Media Service: Schweizer Presserat: Anonyme Briefe dürfen nur im Falle sorgfältiger Überprüfung der Quelle publiziert werden (Stellungnahme 3/2017)

Ein Dokument

Bern (ots)

Parteien: Associazione Ticinese dei Giornalisti c. «ticinonews.ch»

Themen: Veröffentlichen eines anonymen Briefs / Sorgfaltspflicht / Quellenbearbeitung

Beschwerde gutgeheissen

Zusammenfassung

Ein anonymer Brief darf nur publiziert werden, wenn die Quelle sorgfältig überprüft worden ist. Damit die Leserschaft Echtheit und Bedeutung eines solchen anonymen Briefs beurteilen kann, muss die Urheberschaft so detailreich dargestellt werden, wie es die Anonymität gerade noch zulässt, befindet der Schweizer Presserat.

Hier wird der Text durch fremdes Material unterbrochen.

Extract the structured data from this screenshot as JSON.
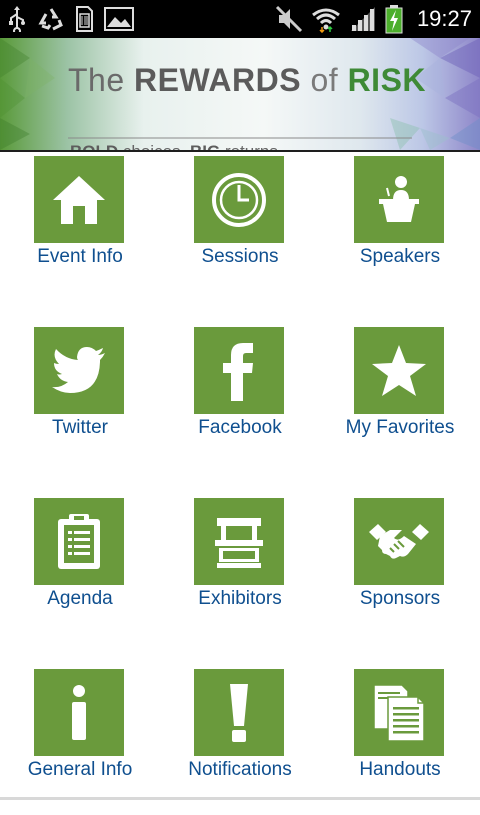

Inmitten der Querelen um Entlassungen bei Radiotelevisione Svizzera (RSI) publizierte das Onlineportal «ticinonews.ch» im Februar 2016 einen Artikel mit dem vollständigen Wortlaut eines anonymen Briefs. Diesen hatte offenbar eine Gruppierung von RSI-Angestellten an die Redaktion geschickt. Im Brief forderten die anonym bleibenden Mitarbeiter den Rücktritt des RSI-Managements um Direktor Maurizio Canetta, weil das Unternehmen nur so seinen guten Ruf wiederherstellen könne.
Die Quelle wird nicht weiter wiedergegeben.